Lost Reply Messages • Also difficult • Did the reply get lost, or is the server just slow? • Resend the request based on a client timer? • Depends whether the request is idempotent • Idempotency • Can the request is performed more than once without any damage being done?
Idempotency • Consider a request for the first 1024bytes of data from file “xyz.txt” • Consider a request to transfer 1,000,000B from your account to mine • What happens if the reply is lost 10 times?
Lost Reply Messages • An alternative is to contain a sequence number within each request • The retransmission will then have a different sequence number from the original request and the server can distinguish the two. • However, this requires the server to maintain administration for each client • A further option is to send a bit in the message header indicating if it is an original request or a retransmission • Original requests can be performed, but care should be taken with retransmissions.

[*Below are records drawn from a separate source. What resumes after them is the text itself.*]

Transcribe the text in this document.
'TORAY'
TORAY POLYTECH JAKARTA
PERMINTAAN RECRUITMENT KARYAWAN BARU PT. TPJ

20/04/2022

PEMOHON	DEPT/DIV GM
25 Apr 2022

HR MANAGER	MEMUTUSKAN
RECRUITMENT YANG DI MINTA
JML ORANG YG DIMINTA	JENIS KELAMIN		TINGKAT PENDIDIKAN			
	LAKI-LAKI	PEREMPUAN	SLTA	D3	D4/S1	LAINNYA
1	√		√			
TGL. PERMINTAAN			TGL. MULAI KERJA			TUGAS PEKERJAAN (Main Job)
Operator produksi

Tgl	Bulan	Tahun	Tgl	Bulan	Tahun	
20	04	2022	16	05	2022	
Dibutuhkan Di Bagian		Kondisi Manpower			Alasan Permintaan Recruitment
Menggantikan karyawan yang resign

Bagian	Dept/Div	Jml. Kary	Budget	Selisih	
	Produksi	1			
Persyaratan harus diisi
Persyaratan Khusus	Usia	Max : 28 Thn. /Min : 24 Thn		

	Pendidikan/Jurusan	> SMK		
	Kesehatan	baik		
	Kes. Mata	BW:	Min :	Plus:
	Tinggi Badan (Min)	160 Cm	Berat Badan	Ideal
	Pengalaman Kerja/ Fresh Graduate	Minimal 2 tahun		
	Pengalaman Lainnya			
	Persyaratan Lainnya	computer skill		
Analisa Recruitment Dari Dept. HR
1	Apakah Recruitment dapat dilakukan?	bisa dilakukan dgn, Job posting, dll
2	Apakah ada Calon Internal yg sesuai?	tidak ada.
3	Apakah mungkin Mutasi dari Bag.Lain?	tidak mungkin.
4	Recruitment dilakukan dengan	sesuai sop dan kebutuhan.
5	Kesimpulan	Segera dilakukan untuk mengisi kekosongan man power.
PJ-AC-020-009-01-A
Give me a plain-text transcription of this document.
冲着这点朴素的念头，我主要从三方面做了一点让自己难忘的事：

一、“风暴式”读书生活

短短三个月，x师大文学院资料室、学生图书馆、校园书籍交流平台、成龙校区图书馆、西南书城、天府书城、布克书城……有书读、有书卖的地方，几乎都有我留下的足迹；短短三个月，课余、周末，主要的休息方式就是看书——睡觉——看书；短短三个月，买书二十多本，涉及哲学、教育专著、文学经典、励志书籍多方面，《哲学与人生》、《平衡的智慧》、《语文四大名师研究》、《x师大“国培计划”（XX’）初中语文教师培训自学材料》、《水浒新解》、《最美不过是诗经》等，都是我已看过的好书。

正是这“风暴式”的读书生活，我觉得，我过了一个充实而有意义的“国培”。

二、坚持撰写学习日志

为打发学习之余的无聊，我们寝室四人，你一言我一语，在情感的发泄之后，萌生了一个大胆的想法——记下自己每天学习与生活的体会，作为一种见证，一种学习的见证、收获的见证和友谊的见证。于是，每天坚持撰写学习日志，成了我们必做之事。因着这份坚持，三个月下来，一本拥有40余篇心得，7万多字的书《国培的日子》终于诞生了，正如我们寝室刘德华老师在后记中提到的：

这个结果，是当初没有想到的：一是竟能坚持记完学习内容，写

Client Crashes • When the client (parent) crashes after it has sent an RPC then the process becomes an ‘orphan’. • i.e. there is no parent waiting for the results of the process. • Orphans cause problems • They waste CPU (and other) resources • They can cause confusion if they send their result just after the client reboots • How can we deal with orphans? • Exterminate them • Reincarnation • Gentle reincarnation • Expiration
Orphan Extermination • Each time a client sends an RPC message it stores on a hard disk what it is about to do. • When it reboots it checks the log and explicitly kills off any orphans. • Downsides: • It’s expensive writing to disks • It might not work, as the orphans may have themselves made RPC calls creating grand-orphans • If the network is broken it might not be possible to find the orphans again • If the orphan has a lock on some resource, that lock may remain in place forever
Reincarnation • When the client returns it sends a message to all other machines declaring a new epoch • Complete with a new epoch number • All servers can check if they have remote computations and if so kill them • If any are missed when they report back they will have a different epoch number so are easy to detect
Gentle Reincarnation • When an epoch request comes in, each machine tries to locate the owner of their remote computations • If the owner can’t be located, the computation is killed.
Expiration • Each RPC is given a standard amount of time T to complete the job • If it can’t finish, then it explicitly asks for a new quantum • If a client crashes and waits T before rebooting all orphans are sure to be gone. • The problem is choosing a suitable T.
Reliable Group CommunicationProcess Groups • Reliable Multicasting enables messages to be delivered to all members of a process group • Unfortunately enabling reliable multicasting is not that easy • Most transport layers support reliable point-to-point communication channels, but not reliable communication to groups. • At its simplest we can use multiple point-to-point messages
Reliable Multicasting • What happens when a process joins during the communication? • Should it get the message? • What happens if the sending process crashes? • To simplify, lets assume that we know who is in the group and nobody is going to join or leave
Basic Reliable Multicasting • Each message has a sequence number and then stores the message until it receives “Acknowledge” from every other process. • If a receiver missed a message it can simple request resubmission • Or if the sender doesn’t get all the acknowledgements within a certain amount of time, it can resend the message.